VRAM is to LLMs what RAM is to databases — but 10–50× faster and far more constrained in size. Running a 70B model at full FP16 precision requires 140 GB of VRAM; quantized to Q4_K_M, it drops to ~40 GB. Hardware sizing for on-premise LLM is almost entirely a VRAM planning exercise.

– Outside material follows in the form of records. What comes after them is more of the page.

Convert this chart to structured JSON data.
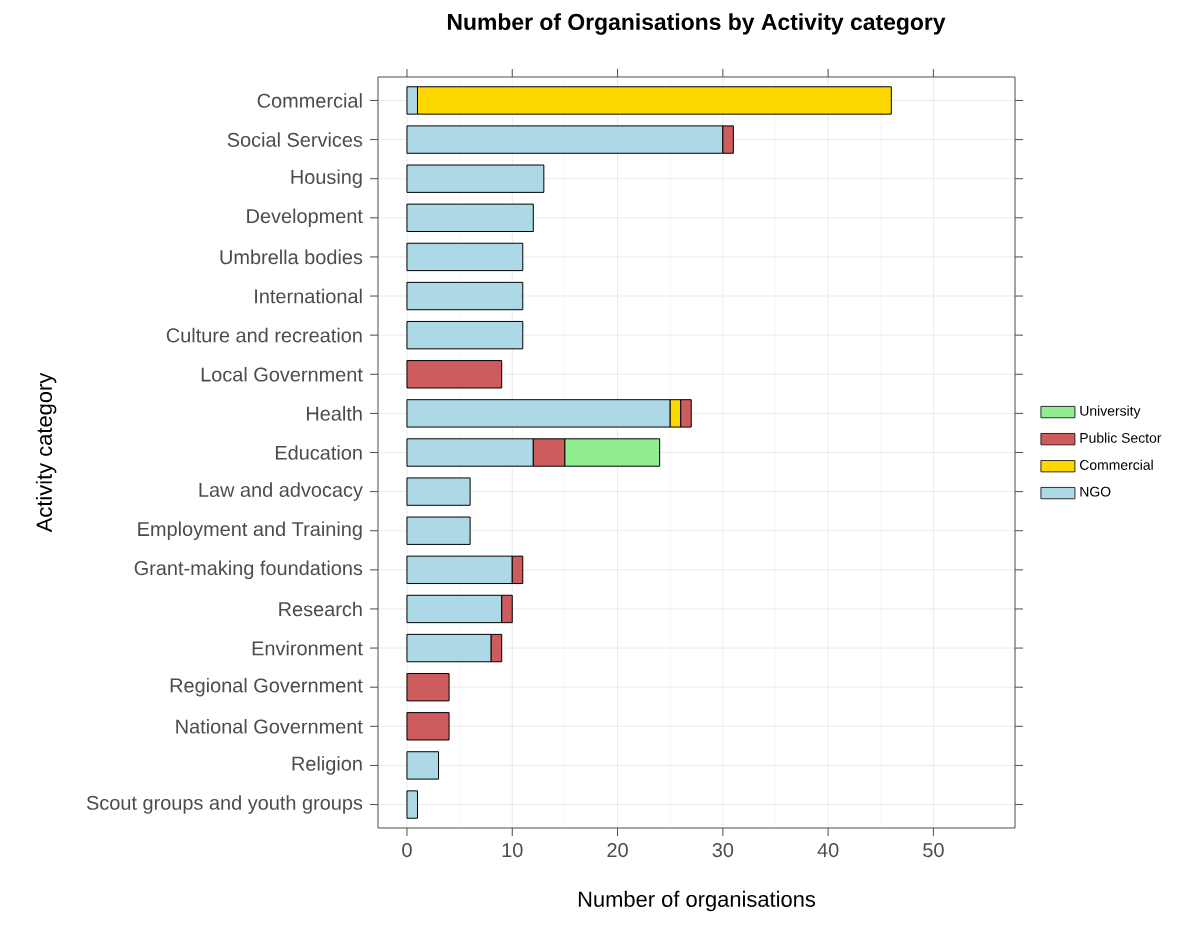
{
  "chart_data": {
    "type": "bar",
    "orientation": "horizontal",
    "stacked": true,
    "title": "Number of Organisations by Activity category",
    "xlabel": "Number of organisations",
    "ylabel": "Activity category",
    "categories": [
      "Commercial",
      "Social Services",
      "Housing",
      "Development",
      "Umbrella bodies",
      "International",
      "Culture and recreation",
      "Local Government",
      "Health",
      "Education",
      "Law and advocacy",
      "Employment and Training",
      "Grant-making foundations",
      "Research",
      "Environment",
      "Regional Government",
      "National Government",
      "Religion",
      "Scout groups and youth groups"
    ],
    "series": [
      {
        "name": "NGO",
        "color": "#add8e6",
        "values": [
          1,
          30,
          13,
          12,
          11,
          11,
          11,
          null,
          25,
          12,
          6,
          6,
          10,
          9,
          8,
          null,
          null,
          3,
          1
        ]
      },
      {
        "name": "Commercial",
        "color": "#ffd700",
        "values": [
          45,
          null,
          null,
          null,
          null,
          null,
          null,
          null,
          1,
          null,
          null,
          null,
          null,
          null,
          null,
          null,
          null,
          null,
          null
        ]
      },
      {
        "name": "Public Sector",
        "color": "#cd5c5c",
        "values": [
          null,
          1,
          null,
          null,
          null,
          null,
          null,
          9,
          1,
          3,
          null,
          null,
          1,
          1,
          1,
          4,
          4,
          null,
          null
        ]
      },
      {
        "name": "University",
        "color": "#90ee90",
        "values": [
          null,
          null,
          null,
          null,
          null,
          null,
          null,
          null,
          null,
          9,
          null,
          null,
          null,
          null,
          null,
          null,
          null,
          null,
          null
        ]
      }
    ],
    "xlim": [
      -2.75,
      57.75
    ],
    "xticks": [
      0,
      10,
      20,
      30,
      40,
      50
    ],
    "grid": true,
    "legend": "right"
  }
}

VRAM Requirements by Model Size
| Model size | FP16 | Q8_0 | Q4_K_M | Q3_K_M |
|---|---|---|---|---|
| 1B | 2 GB | 1 GB | 0.7 GB | 0.5 GB |
| 3.8B (Phi-4) | 7.6 GB | 3.8 GB | 2.5 GB | 1.8 GB |
| 7B | 14 GB | 7 GB | 4.5 GB | 3.3 GB |
| 13B | 26 GB | 13 GB | 8 GB | 6 GB |
| 32B | 64 GB | 32 GB | 20 GB | 14 GB |
| 70B | 140 GB | 70 GB | 42 GB | 30 GB |
| 405B | 810 GB | 405 GB | 245 GB | 180 GB |
Add 20-30% for KV cache and activations in production serving.
GPU VRAM Reference
| GPU | VRAM | Bandwidth | Class |
|---|---|---|---|
| RTX 3090 / 4090 | 24 GB | 936 / 1008 GB/s | Consumer |
| RTX 4000 Ada | 20 GB | 432 GB/s | Workstation |
| A6000 Ada | 48 GB | 864 GB/s | Workstation |
| A100 80 GB | 80 GB | 2,000 GB/s | Data centre |
| H100 SXM | 80 GB | 3,350 GB/s | Data centre |
| H200 | 141 GB | 4,800 GB/s | Data centre |
| M2 Ultra (unified) | 192 GB | 800 GB/s | Apple Silicon |
What Happens When Model Spills to System RAM
If the model doesn't fit in VRAM, weights are offloaded to system RAM and transferred over the PCIe bus during inference. PCIe 4.0 x16 bandwidth is ~32 GB/s — vs 2,000 GB/s for an A100's HBM. Result: 50–100× slower tokens/s. For production, the model must fit in VRAM. For development/testing, CPU offload (llama.cpp --n-gpu-layers) is acceptable.
Multi-GPU Strategies
- Tensor Parallelism: Each GPU holds a shard of every layer. Best for single requests. Requires NVLink or high-bandwidth interconnect.
- Pipeline Parallelism: Each GPU holds a set of complete layers. Better throughput for many short requests.
- NVLink vs PCIe: NVLink offers 600 GB/s GPU-GPU bandwidth vs ~32 GB/s for PCIe. Critical for tensor parallelism at 70B+ scale.